Life rarely allows us to escape complexity. Do you find yourself torn between the concrete evidence of Netanyahu’s dysfunction and the criticism you hear of “Bibi Derangement Syndrome”? You should be. Hating Netanyahu has become an obstacle to clear thinking for many Israelis. He earned legitimate criticism, but it harms us when we automatically discount everything he says and does. We need to bear F. Scott Fitzgerald’s observation in mind.
Back in 2019, the right-wing Israeli intellectual Martin Sherman described Bibi Derangement Syndrome polemically:
Netanyahu is an easy man to hate. Regular readers of this blog know that I criticize his manipulative, unethical way of running the country. I have no brief to present in his defense. I, and over two-thirds of Israelis, want him to take responsibility for his manifest failures and go home. The three big ones are:
His security concept based on the division between Gaza and the West Bank and strengthened by economic incentives for Hamas through Qatar.
Cutting the civil service to the bone, such that it no longer has the personnel to meet the needs of the public in an emergency.
The attempt to limit judicial review of executive action, the only effective check and balance in our political system, without offering any alternative to place brakes on unchecked executive power.
Add to this his longstanding political style which promotes division as a technique for energizing his base, his social vision that seeks to limit social solidarity in a nation chronically under siege, his record of extravagant spending on luxury items (the “Prime Ministerial jet” comes to mind), and the severe accusations of corruption for which he is on trial.
During a political career that continues even though its major policies came crashing down on October 7th, he bested rivals, won elections repeatedly, and significantly changed Israeli society. He made many enemies, not just among the tattered remnants of the Israeli Left where you would expect to find them.
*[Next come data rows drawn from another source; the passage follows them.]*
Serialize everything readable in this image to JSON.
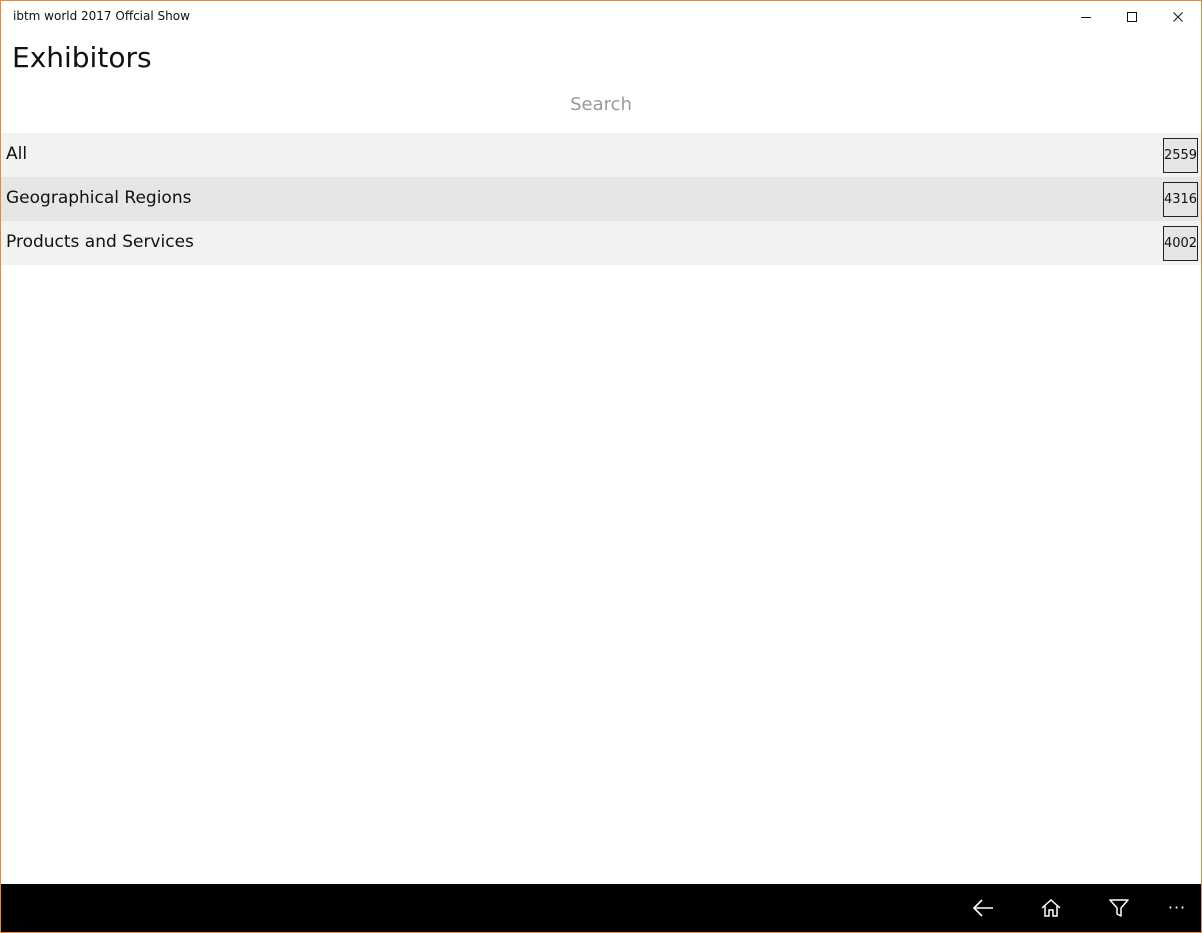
{
  "window": {
    "title": "ibtm world 2017 Offcial Show"
  },
  "page": {
    "title": "Exhibitors"
  },
  "search": {
    "placeholder": "Search",
    "value": ""
  },
  "list": {
    "items": [
      {
        "label": "All",
        "count": "2559"
      },
      {
        "label": "Geographical Regions",
        "count": "4316"
      },
      {
        "label": "Products and Services",
        "count": "4002"
      }
    ]
  },
  "bottom_bar": {
    "buttons": [
      {
        "icon": "back-arrow-icon"
      },
      {
        "icon": "home-icon"
      },
      {
        "icon": "filter-icon"
      },
      {
        "icon": "more-icon",
        "label": "···"
      }
    ]
  },
  "colors": {
    "window_border": "#e08a3c",
    "row_odd": "#f2f2f2",
    "row_even": "#e6e6e6",
    "bottom_bar": "#000000"
  }
}
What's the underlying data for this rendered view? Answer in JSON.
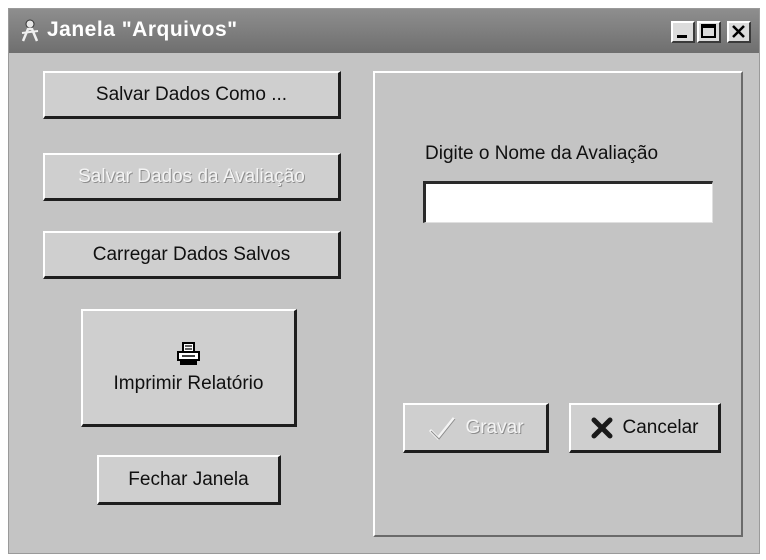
{
  "window": {
    "title": "Janela \"Arquivos\"",
    "controls": {
      "minimize_icon": "minimize-icon",
      "maximize_icon": "maximize-icon",
      "close_icon": "close-icon"
    }
  },
  "actions": {
    "save_as_label": "Salvar Dados Como ...",
    "save_evaluation_label": "Salvar Dados da Avaliação",
    "load_label": "Carregar Dados Salvos",
    "print_label": "Imprimir Relatório",
    "close_window_label": "Fechar Janela"
  },
  "form": {
    "prompt": "Digite o Nome da Avaliação",
    "name_value": "",
    "save_label": "Gravar",
    "cancel_label": "Cancelar"
  },
  "icons": {
    "app": "app-icon",
    "printer": "printer-icon",
    "checkmark": "checkmark-icon",
    "cancel": "x-icon"
  },
  "colors": {
    "window_bg": "#c4c4c4",
    "titlebar": "#7a7a7a",
    "cancel_x": "#1a1a1a",
    "disabled_text": "#f4f4f4"
  }
}
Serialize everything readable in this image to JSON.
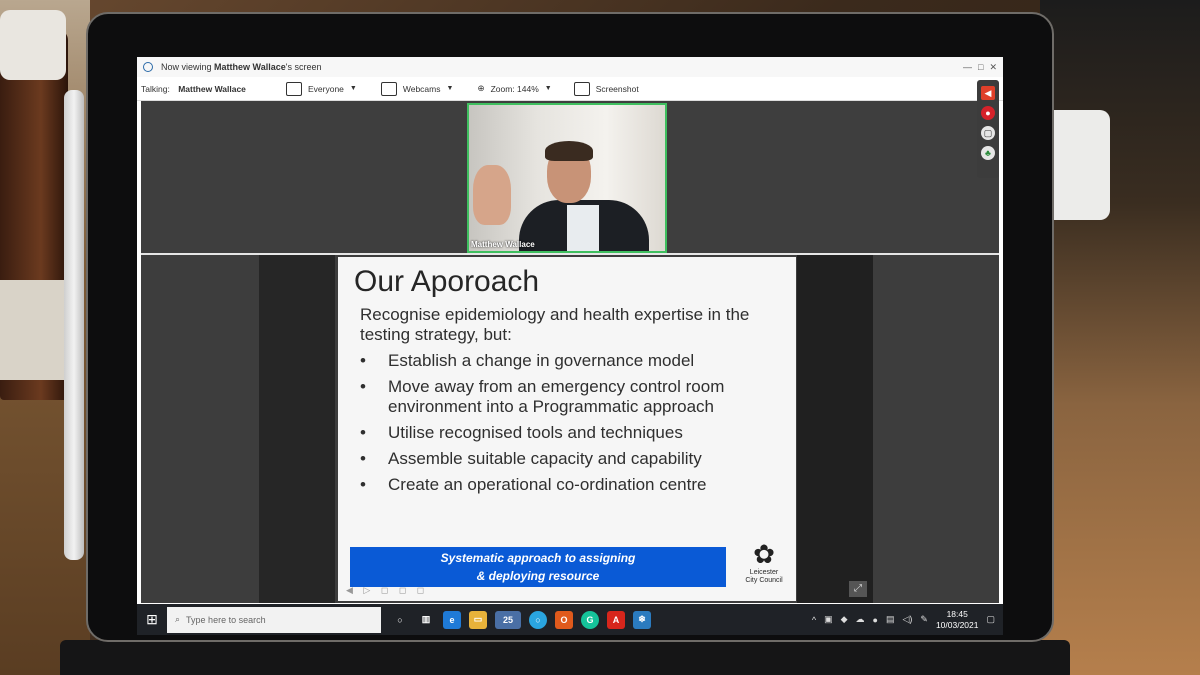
{
  "window": {
    "viewing_prefix": "Now viewing",
    "presenter": "Matthew Wallace",
    "viewing_suffix": "'s screen",
    "controls": [
      "—",
      "□",
      "✕"
    ]
  },
  "toolbar": {
    "talking_label": "Talking:",
    "talking_name": "Matthew Wallace",
    "audience_label": "Everyone",
    "webcams_label": "Webcams",
    "zoom_label": "Zoom: 144%",
    "screenshot_label": "Screenshot"
  },
  "webcam": {
    "name": "Matthew Wallace"
  },
  "slide": {
    "title": "Our Aporoach",
    "intro": "Recognise epidemiology and health expertise in the testing strategy, but:",
    "bullets": [
      "Establish a change in governance model",
      "Move away from an emergency control room environment into a Programmatic approach",
      "Utilise recognised tools and techniques",
      "Assemble suitable capacity and capability",
      "Create an operational co-ordination centre"
    ],
    "banner_line1": "Systematic approach to assigning",
    "banner_line2": "& deploying resource",
    "council_line1": "Leicester",
    "council_line2": "City Council"
  },
  "taskbar": {
    "search_placeholder": "Type here to search",
    "badge_count": "25",
    "time": "18:45",
    "date": "10/03/2021"
  },
  "colors": {
    "accent_green": "#3fbf5f",
    "banner_blue": "#0a5ad6",
    "taskbar": "#1f2227"
  }
}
Netanyahu has so profoundly dismayed even his supporters that 37% of voters for parties in his coalition want him to retire. Many of those enemies are people who share his fundamental right-wing economic and social philosophy, worked closely with him, and who count the minutes until he leaves politics. Think of Bennet, Lieberman, Yaalon, and so on. What burst into public outrage with Hamas’ most recent killing of the Six was the culmination of all these factors.
Tragically and ironically, the outburst of anger directed at Netanyahu following the assassination of the Six concerns an issue about which he is not mistaken. Here is where the imbalanced approach gets in the way of clear, if painful, thinking. Netanyahu’s tragedy is that having made his career at the expense of his credibility, he does not have the public trustworthiness to speak the harsh truth to his nation. Large swathes of the public (39%) simply do not believe his motivations are kosher.
The horrible truth is that Israel cannot save many more of its kidnapped citizens if the price is the one demanded by Hamas: an end to the conflict, and withdrawal to the status quo ante. Israel cannot afford to end this war without removing Hamas as an active political and military factor controlling life in Gaza. If the defeat of Hamas is anything less than clear, if Sinwar emerges from his tunnel and rules Gaza, Israel will have lost. The next war, an even worse one, will be in the cards.
Why is it that Netanyahu is incapable of credibly conveying that painful message? His history of self-centered political maneuvering returns to bite him. I may be stating the obvious, but Netanyahu has never attracted admiration for his personality.
From time to time, one meets Israelis named after famous leaders. I once met a man we called “Beni,” whose actual name was “Ben-Gurion.” Here is a fun fact: David Levy, the famous Beit She’an construction worker and union leader who rose in the Likud to become Foreign Minister, named his son “Eshkol Levy” after the Labor Party leader and later Prime Minister Levy Eshkol. I have never encountered a person named after Benjamin Netanyahu, our longest-serving Prime Minister. He doesn’t cause the desire to have our children emulate him. That has always been his weakness, and now, when he needs that resource of public trust to deliver a strategic message of great importance and painful content, he does not have the public’s confidence.
It is not Bibi Derangement Syndrome, but a careful examination of his incapacity to govern that leads me to say (yet again) that having alienated public confidence, Netanyahu needs to resign.
I am not in Israeli, but like all other Jews, and other Jews who have family in Israel I got my own opinion.
And I feel you hit it on the head. I think that you guys have to clean house. I hate to say this but as soon as the hostages were taken they were a kaparah .
The challenge is that netanyahu is who he is .
And if it takes an act of executive clemency to get rid of him, I say go for it.
Well done. Everything makes sense. But Israelis left and even center are confusing the message with the messenger. The stakes are too high to do that.